FEP is a medium-sized manufacturer of paintball products, thus most FEP products are geared for a specific market. The Quest paintball marker is FEP's main product and has been the basis for the company. The Quest marker was designed to compete with similar markers of the era, including the Dye DM4, Smart Parts Shocker SFT, and others. Quest markers originally sold for $925 (factory direct) but the price was reduced to $700 as the marker gained popularity over the next few months.

To support the Quest, FEP also sold a line of upgrade accessories. Examples of these items include a locking feedneck, adjustable bottomline rail, replacement bolts (also featuring upgraded performance), and assorted factory replacement parts such as ASA mounts and grip panels. FEP also produces a line of promotional "soft goods", including but not limited to T-shirts, hats, posters, and digital goods. FEP partnered with several industry distributors including National Paintball Supply (currently KEE Action Sports) in order to distribute their own products as well as offer a variety of popular generic accessories produced by other developers. These include loaders, tanks, and similar items required to play the game.

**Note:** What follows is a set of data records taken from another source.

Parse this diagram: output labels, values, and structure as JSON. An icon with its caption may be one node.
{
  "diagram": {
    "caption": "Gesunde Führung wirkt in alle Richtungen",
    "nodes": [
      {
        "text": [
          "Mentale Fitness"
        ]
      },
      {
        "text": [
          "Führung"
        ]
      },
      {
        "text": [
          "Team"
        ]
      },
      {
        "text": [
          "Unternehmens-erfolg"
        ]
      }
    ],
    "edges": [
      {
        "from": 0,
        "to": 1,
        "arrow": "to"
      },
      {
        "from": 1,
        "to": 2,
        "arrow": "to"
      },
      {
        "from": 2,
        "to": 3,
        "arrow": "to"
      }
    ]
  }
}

The entirety of the FEP product line was virtually discontinued in 2007 when the company disbanded. Some of the more popular items are said to be returning under the new 2009 lineup. Currently the main supporter of FEP products is California Paintball Supply who acquired the majority of closeout parts in order to support classic Quest markers in anticipation for the 09 product line.

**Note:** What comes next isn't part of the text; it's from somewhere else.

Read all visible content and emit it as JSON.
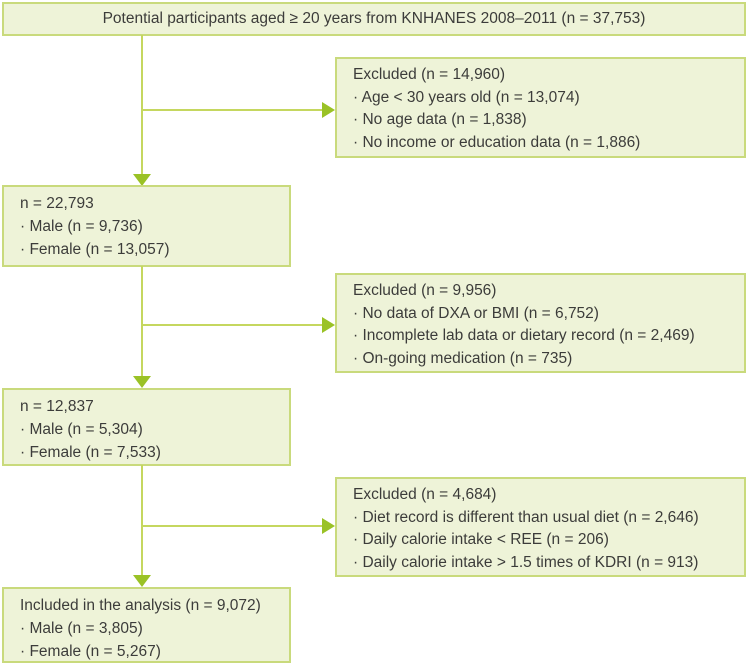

== Dissolution and Reincorporation into FEP Sports ==

In 2007 FEP was in the process of redesigning the Quest marker into a newer model; the running name for this marker was "Q8". It was similar internally to the original Quests however featured some changes to the support systems (eye covers, frame layout, LPR, front reg mount, notably). This marker was slated for release in 2008 however it never became available due to the company disbanding shortly thereafter. Some proshops and stores located near to the FEP offices continued to support the Quest, largest of which being Critical Paintball.

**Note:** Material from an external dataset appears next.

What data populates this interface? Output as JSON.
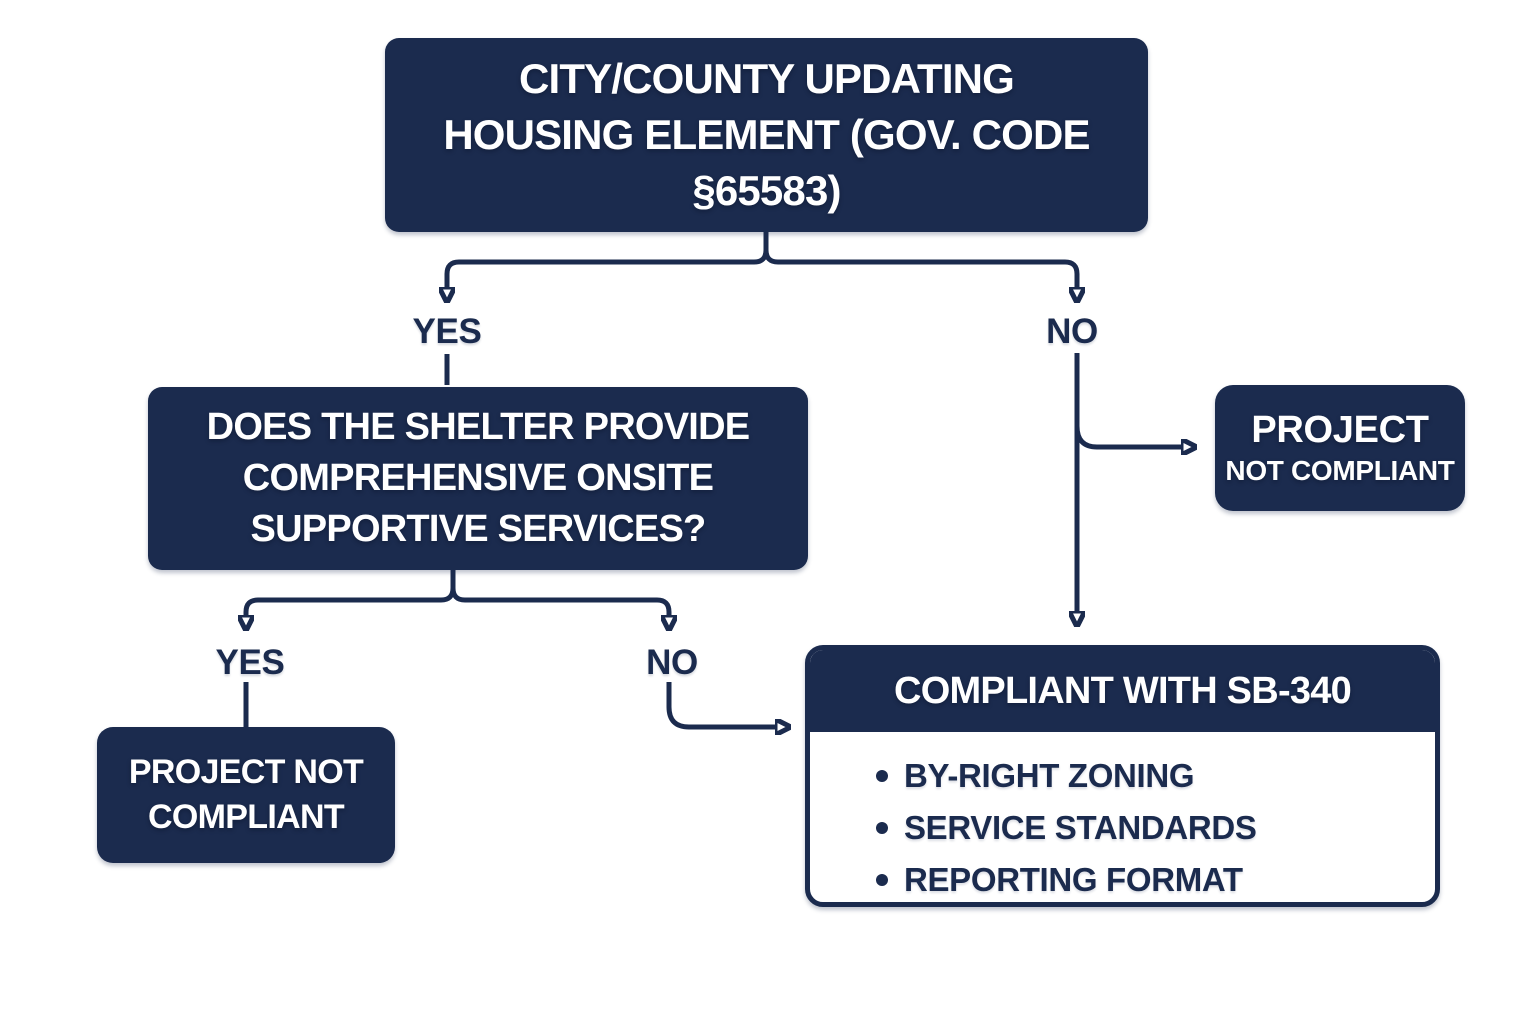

The company leadership had parted ways, however many of them still wished to release the Q8 marker as their own. Dave Palmer, one of the original owners of the company, eventually reincorporated FEP into the new company FEP Sports in July 2009 with the intention of releasing a new product line similar to what had been envisioned. The new products centrally revolve around a new marker codenamed K1 which is tentatively scheduled for release in 2009.